"Jezus miał umrzeć (...), by rozproszone dzieci Boże zgromadzić w jedno..."

J 11,45-57

"Wielu spośród Żydów przybyłych do Marii ujrzawszy to, czego Jezus dokonał, uwierzyło w Niego. Niektórzy z nich udali się do faryzeuszów i donieśli im, co Jezus uczynił. Wobec tego arcykapłani i faryzeusze zwołali Wysoką Radę i rzekli: Cóż my robimy wobec tego, że ten człowiek czyni wiele znaków? Jeżeli Go tak pozostawimy, to wszyscy uwierzą w Niego, i przyjdą Rzymianie, i zniszczą nasze miejsce święte i nasz naród. Wówczas jeden z nich, Kajfasz, który w owym roku był najwyższym kapłanem, rzekł do nich: Wy nic nie rozumiecie i nie bierzecie tego pod uwagę, że lepiej jest dla was, gdy jeden człowiek umrze za lud, niż miałby zginąć cały naród. Tego jednak nie powiedział sam od siebie, ale jako najwyższy kapłan w owym roku wypowiedział proroctwo, że Jezus miał umrzeć za naród, a nie tylko za naród, ale także, by rozproszone dzieci Boże zgromadzić w jedno. Tego więc dnia postanowili Go zabić. Odtąd Jezus już nie występował wśród Żydów publicznie, tylko odszedł stamtąd do krainy w pobliżu pustyni, do miasteczka, zwanego Efraim, i tam przebywał ze swymi uczniami. A była blisko Pascha żydowska. Wielu przed Paschą udawało się z tej okolicy do Jerozolimy, aby się oczyścić. Oni więc szukali Jezusa i gdy stanęli w świątyni, mówili jeden do drugiego: Cóż wam się zdaje? Czyżby nie miał przyjść na święto? Arcykapłani zaś i faryzeusze wydali polecenie, aby każdy, ktokolwiek będzie wiedział o miejscu Jego pobytu, doniósł o tym, aby Go można było pojmać."

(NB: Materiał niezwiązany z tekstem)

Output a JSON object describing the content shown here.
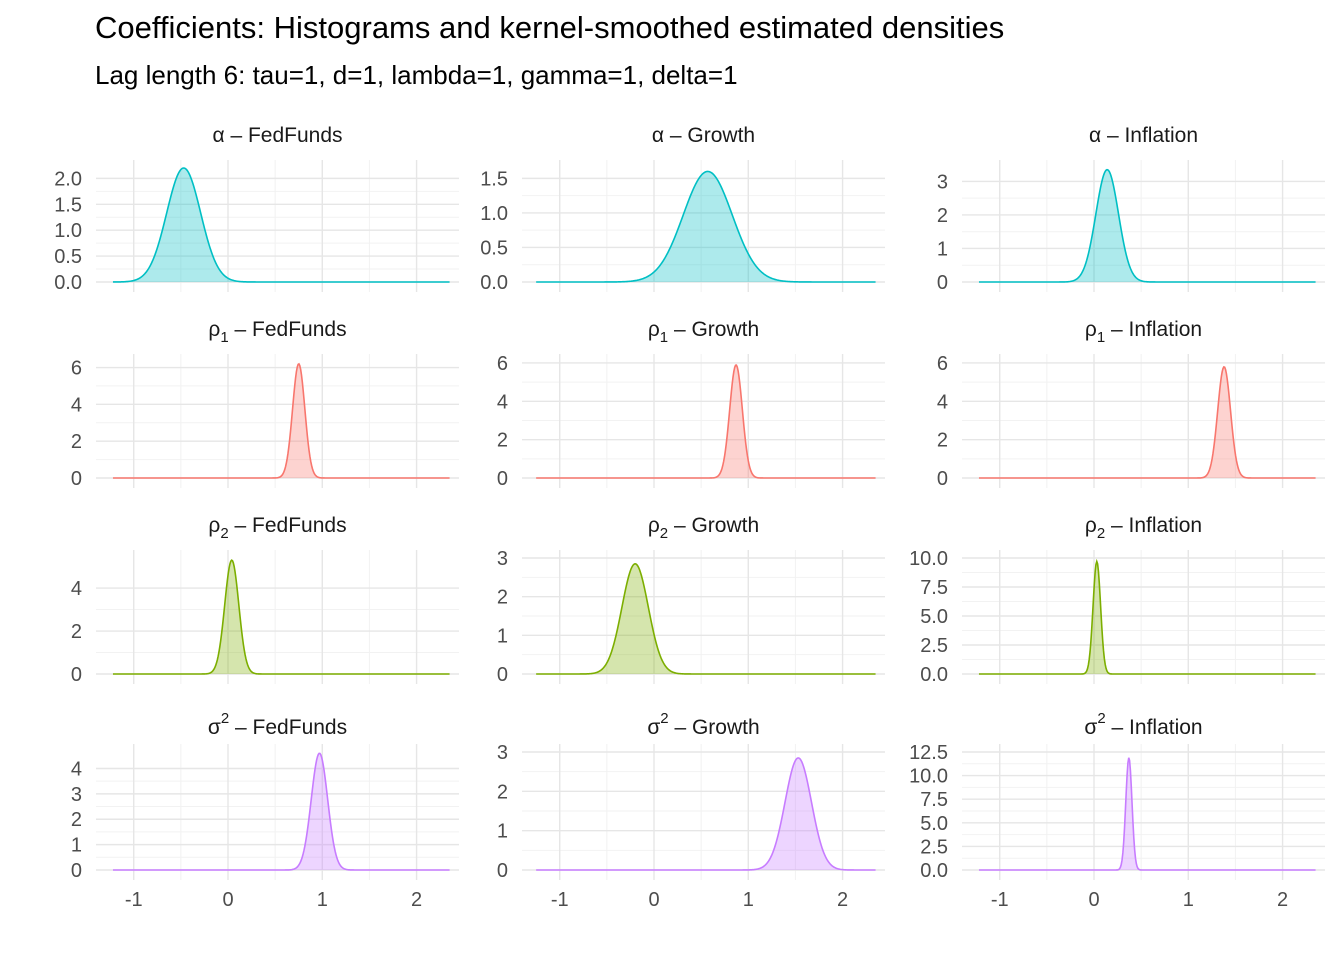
{
  "title": "Coefficients: Histograms and kernel-smoothed estimated densities",
  "subtitle": "Lag length 6: tau=1, d=1, lambda=1, gamma=1, delta=1",
  "chart_data": {
    "type": "area",
    "layout": "facet-grid 4 rows x 3 columns",
    "x_ticks": [
      -1,
      0,
      1,
      2
    ],
    "xlim": [
      -1.4,
      2.45
    ],
    "grid": "on",
    "colors": {
      "alpha": "#00BFC4",
      "rho1": "#F8766D",
      "rho2": "#7CAE00",
      "sigma2": "#C77CFF"
    },
    "rows": [
      {
        "param": "alpha",
        "symbol": "α",
        "superscript": "",
        "subscript": "",
        "color": "#00BFC4",
        "panels": [
          {
            "strip": "α – FedFunds",
            "series": "FedFunds",
            "mean": -0.47,
            "sd": 0.18,
            "peak": 2.2,
            "ylim": [
              0,
              2.2
            ],
            "y_ticks": [
              "0.0",
              "0.5",
              "1.0",
              "1.5",
              "2.0"
            ],
            "y_tick_values": [
              0,
              0.5,
              1.0,
              1.5,
              2.0
            ],
            "x_range": [
              -1.22,
              2.35
            ]
          },
          {
            "strip": "α – Growth",
            "series": "Growth",
            "mean": 0.57,
            "sd": 0.26,
            "peak": 1.6,
            "ylim": [
              0,
              1.65
            ],
            "y_ticks": [
              "0.0",
              "0.5",
              "1.0",
              "1.5"
            ],
            "y_tick_values": [
              0,
              0.5,
              1.0,
              1.5
            ],
            "x_range": [
              -1.25,
              2.35
            ]
          },
          {
            "strip": "α – Inflation",
            "series": "Inflation",
            "mean": 0.14,
            "sd": 0.12,
            "peak": 3.35,
            "ylim": [
              0,
              3.4
            ],
            "y_ticks": [
              "0",
              "1",
              "2",
              "3"
            ],
            "y_tick_values": [
              0,
              1,
              2,
              3
            ],
            "x_range": [
              -1.22,
              2.35
            ]
          }
        ]
      },
      {
        "param": "rho1",
        "symbol": "ρ",
        "superscript": "",
        "subscript": "1",
        "color": "#F8766D",
        "panels": [
          {
            "strip": "ρ1 – FedFunds",
            "series": "FedFunds",
            "mean": 0.75,
            "sd": 0.065,
            "peak": 6.2,
            "ylim": [
              0,
              6.3
            ],
            "y_ticks": [
              "0",
              "2",
              "4",
              "6"
            ],
            "y_tick_values": [
              0,
              2,
              4,
              6
            ],
            "x_range": [
              -1.22,
              2.35
            ]
          },
          {
            "strip": "ρ1 – Growth",
            "series": "Growth",
            "mean": 0.87,
            "sd": 0.067,
            "peak": 5.9,
            "ylim": [
              0,
              6.05
            ],
            "y_ticks": [
              "0",
              "2",
              "4",
              "6"
            ],
            "y_tick_values": [
              0,
              2,
              4,
              6
            ],
            "x_range": [
              -1.25,
              2.35
            ]
          },
          {
            "strip": "ρ1 – Inflation",
            "series": "Inflation",
            "mean": 1.38,
            "sd": 0.068,
            "peak": 5.8,
            "ylim": [
              0,
              6.05
            ],
            "y_ticks": [
              "0",
              "2",
              "4",
              "6"
            ],
            "y_tick_values": [
              0,
              2,
              4,
              6
            ],
            "x_range": [
              -1.22,
              2.35
            ]
          }
        ]
      },
      {
        "param": "rho2",
        "symbol": "ρ",
        "superscript": "",
        "subscript": "2",
        "color": "#7CAE00",
        "panels": [
          {
            "strip": "ρ2 – FedFunds",
            "series": "FedFunds",
            "mean": 0.04,
            "sd": 0.075,
            "peak": 5.3,
            "ylim": [
              0,
              5.4
            ],
            "y_ticks": [
              "0",
              "2",
              "4"
            ],
            "y_tick_values": [
              0,
              2,
              4
            ],
            "x_range": [
              -1.22,
              2.35
            ]
          },
          {
            "strip": "ρ2 – Growth",
            "series": "Growth",
            "mean": -0.2,
            "sd": 0.14,
            "peak": 2.85,
            "ylim": [
              0,
              3.0
            ],
            "y_ticks": [
              "0",
              "1",
              "2",
              "3"
            ],
            "y_tick_values": [
              0,
              1,
              2,
              3
            ],
            "x_range": [
              -1.25,
              2.35
            ]
          },
          {
            "strip": "ρ2 – Inflation",
            "series": "Inflation",
            "mean": 0.03,
            "sd": 0.04,
            "peak": 9.7,
            "ylim": [
              0,
              10.0
            ],
            "y_ticks": [
              "0.0",
              "2.5",
              "5.0",
              "7.5",
              "10.0"
            ],
            "y_tick_values": [
              0,
              2.5,
              5.0,
              7.5,
              10.0
            ],
            "x_range": [
              -1.22,
              2.35
            ]
          }
        ]
      },
      {
        "param": "sigma2",
        "symbol": "σ",
        "superscript": "2",
        "subscript": "",
        "color": "#C77CFF",
        "panels": [
          {
            "strip": "σ2 – FedFunds",
            "series": "FedFunds",
            "mean": 0.97,
            "sd": 0.087,
            "peak": 4.6,
            "ylim": [
              0,
              4.65
            ],
            "y_ticks": [
              "0",
              "1",
              "2",
              "3",
              "4"
            ],
            "y_tick_values": [
              0,
              1,
              2,
              3,
              4
            ],
            "x_range": [
              -1.22,
              2.35
            ]
          },
          {
            "strip": "σ2 – Growth",
            "series": "Growth",
            "mean": 1.53,
            "sd": 0.14,
            "peak": 2.85,
            "ylim": [
              0,
              3.0
            ],
            "y_ticks": [
              "0",
              "1",
              "2",
              "3"
            ],
            "y_tick_values": [
              0,
              1,
              2,
              3
            ],
            "x_range": [
              -1.25,
              2.35
            ]
          },
          {
            "strip": "σ2 – Inflation",
            "series": "Inflation",
            "mean": 0.37,
            "sd": 0.033,
            "peak": 11.9,
            "ylim": [
              0,
              12.5
            ],
            "y_ticks": [
              "0.0",
              "2.5",
              "5.0",
              "7.5",
              "10.0",
              "12.5"
            ],
            "y_tick_values": [
              0,
              2.5,
              5.0,
              7.5,
              10.0,
              12.5
            ],
            "x_range": [
              -1.22,
              2.35
            ]
          }
        ]
      }
    ]
  }
}
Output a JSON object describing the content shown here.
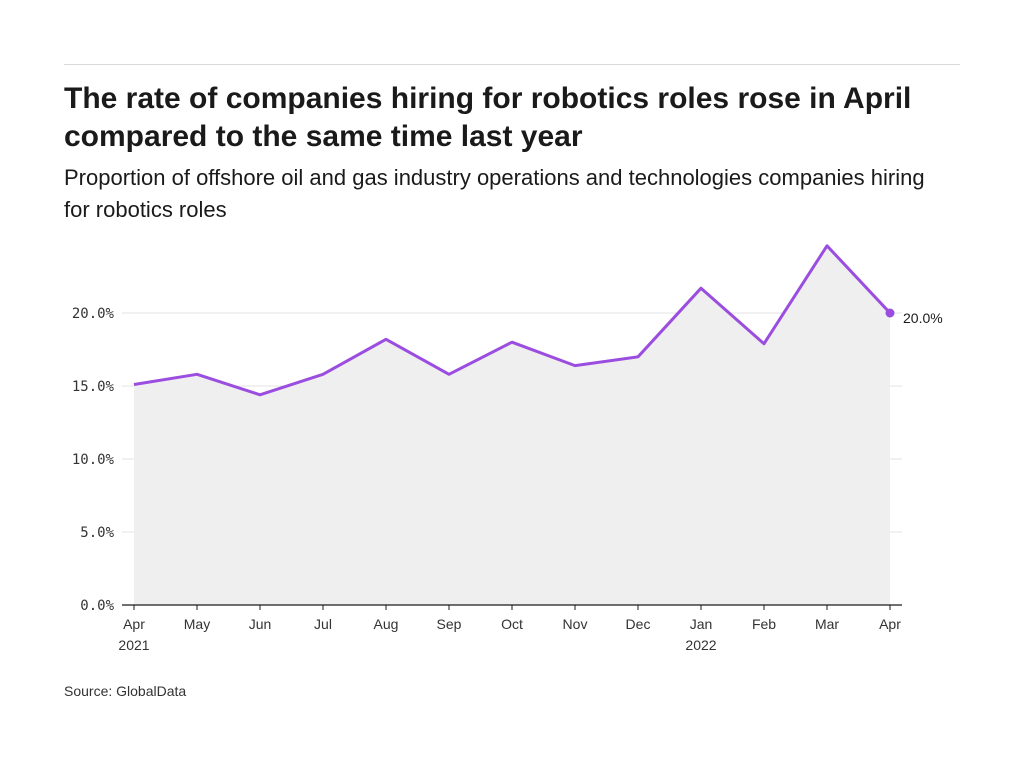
{
  "header": {
    "title": "The rate of companies hiring for robotics roles rose in April compared to the same time last year",
    "subtitle": "Proportion of offshore oil and gas industry operations and technologies companies hiring for robotics roles"
  },
  "footer": {
    "source": "Source: GlobalData"
  },
  "colors": {
    "line": "#9b4de0",
    "area": "#efefef",
    "grid": "#e3e3e3",
    "axis": "#1a1a1a"
  },
  "chart_data": {
    "type": "area",
    "title": "The rate of companies hiring for robotics roles rose in April compared to the same time last year",
    "subtitle": "Proportion of offshore oil and gas industry operations and technologies companies hiring for robotics roles",
    "xlabel": "",
    "ylabel": "",
    "categories": [
      "Apr",
      "May",
      "Jun",
      "Jul",
      "Aug",
      "Sep",
      "Oct",
      "Nov",
      "Dec",
      "Jan",
      "Feb",
      "Mar",
      "Apr"
    ],
    "year_labels": [
      "2021",
      "",
      "",
      "",
      "",
      "",
      "",
      "",
      "",
      "2022",
      "",
      "",
      ""
    ],
    "values": [
      15.1,
      15.8,
      14.4,
      15.8,
      18.2,
      15.8,
      18.0,
      16.4,
      17.0,
      21.7,
      17.9,
      24.6,
      20.0
    ],
    "y_ticks": [
      "0.0%",
      "5.0%",
      "10.0%",
      "15.0%",
      "20.0%"
    ],
    "y_tick_values": [
      0,
      5,
      10,
      15,
      20
    ],
    "ylim": [
      0,
      25
    ],
    "grid": true,
    "end_label": "20.0%"
  }
}
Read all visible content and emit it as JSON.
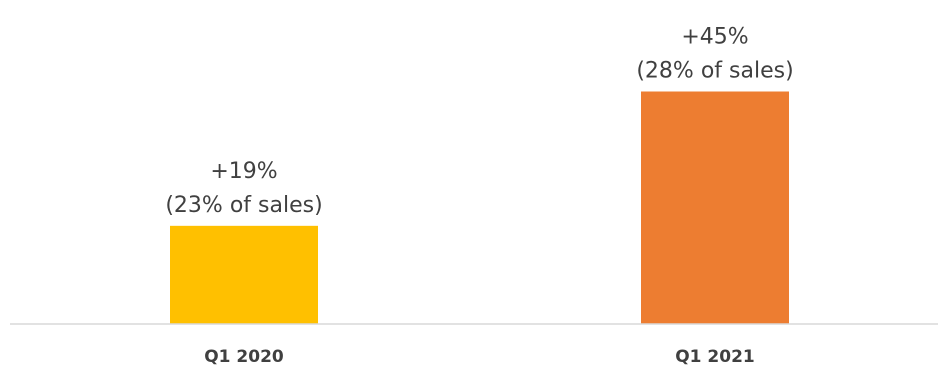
{
  "chart_data": {
    "type": "bar",
    "title": "",
    "xlabel": "",
    "ylabel": "",
    "categories": [
      "Q1 2020",
      "Q1 2021"
    ],
    "values": [
      19,
      45
    ],
    "data_labels": [
      [
        "+19%",
        "(23% of sales)"
      ],
      [
        "+45%",
        "(28% of sales)"
      ]
    ],
    "colors": [
      "#FFC000",
      "#ED7D31"
    ],
    "ylim": [
      0,
      48
    ],
    "grid": false,
    "legend": "none"
  }
}
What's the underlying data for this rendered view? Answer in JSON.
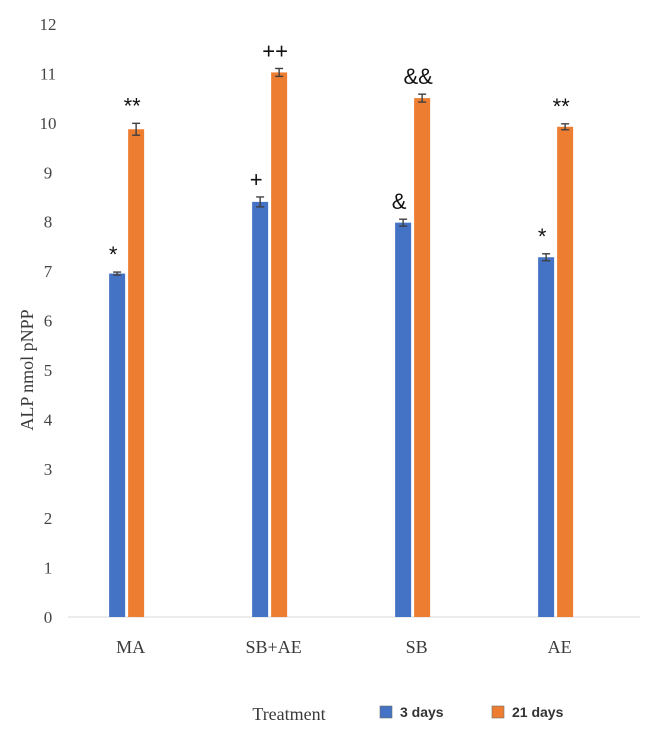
{
  "chart_data": {
    "type": "bar",
    "title": "",
    "xlabel": "Treatment",
    "ylabel": "ALP nmol   pNPP",
    "ylim": [
      0,
      12
    ],
    "yticks": [
      "0",
      "1",
      "2",
      "3",
      "4",
      "5",
      "6",
      "7",
      "8",
      "9",
      "10",
      "11",
      "12"
    ],
    "categories": [
      "MA",
      "SB+AE",
      "SB",
      "AE"
    ],
    "series": [
      {
        "name": "3 days",
        "color": "#4472c4",
        "values": [
          6.95,
          8.4,
          7.98,
          7.28
        ],
        "errors": [
          0.03,
          0.1,
          0.07,
          0.07
        ],
        "annotations": [
          "*",
          "+",
          "&",
          "*"
        ]
      },
      {
        "name": "21 days",
        "color": "#ed7d31",
        "values": [
          9.87,
          11.02,
          10.5,
          9.92
        ],
        "errors": [
          0.12,
          0.08,
          0.08,
          0.06
        ],
        "annotations": [
          "**",
          "++",
          "&&",
          "**"
        ]
      }
    ],
    "grid": false,
    "legend_position": "bottom-right"
  }
}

Wielu (...) Żydów (...) ujrzawszy to, czego Jezus dokonał, uwierzyło w Niego... Ewangelista pisze tak w kontekście cudu wskrzeszenia Łazarza. Interwencja Jezusa - przywrócenie brata Marty i Marii do życia - sprawiła, że Żydzi uwierzyli w Jezusa (episteusan en auton) - przekonali się, że to wysłannik Nieba - prawdziwy Zbawiciel. Izraelici nie tylko uwierzyli w Pana. Pistis to wiara, która staje się zawierzeniem - powierzeniem się. Zatem Żydzi uwierzyli też Jezusowi - uwierzyli Słowom Pana...

...arcykapłani i faryzeusze zwołali Wysoką Radę i rzekli: Cóż my robimy wobec tego, że ten człowiek czyni wiele znaków? Niestety miłość i moc Pana nie podobały się przedstawicielom religijnego establishmentu. Poczuli się zagrożeni. Zaczęli zazdrościć Jezusowi. Żeby jednak uzasadnić swój straszliwy plan [postanowili Go zabić], zaczęli powoływać się na dobro narodu i rację stanu twierdząc, że działalność Jezusa może spotkać się z ostrą reakcją ze strony okupanta rzymskiego [przyjdą Rzymianie, i zniszczą nasze miejsce święte i nasz naród. (...) lepiej jest dla was, gdy jeden człowiek umrze za lud, niż miałby zginąć cały naród].

Kajfasz (...) jako najwyższy kapłan (...) wypowiedział proroctwo, że Jezus miał umrzeć za naród, a nie tylko za naród, ale także, by rozproszone dzieci Boże zgromadzić w jedno... Bóg jest jedynym i niepodzielnym Królem i Panem dziejów!!! Bóg rządzi w sposób pełny i sobie znany nawet wtedy, gdy zło zaczyna przeważać i dyktować warunki gry. Pan historii ludzkości i świata potrafi(ł) wykorzystać nawet największą niesprawiedliwość, by urzeczywistnić swój plan! Nasz Bóg jest wszechmocnym Panem, dla którego nie ma nic niemożliwego!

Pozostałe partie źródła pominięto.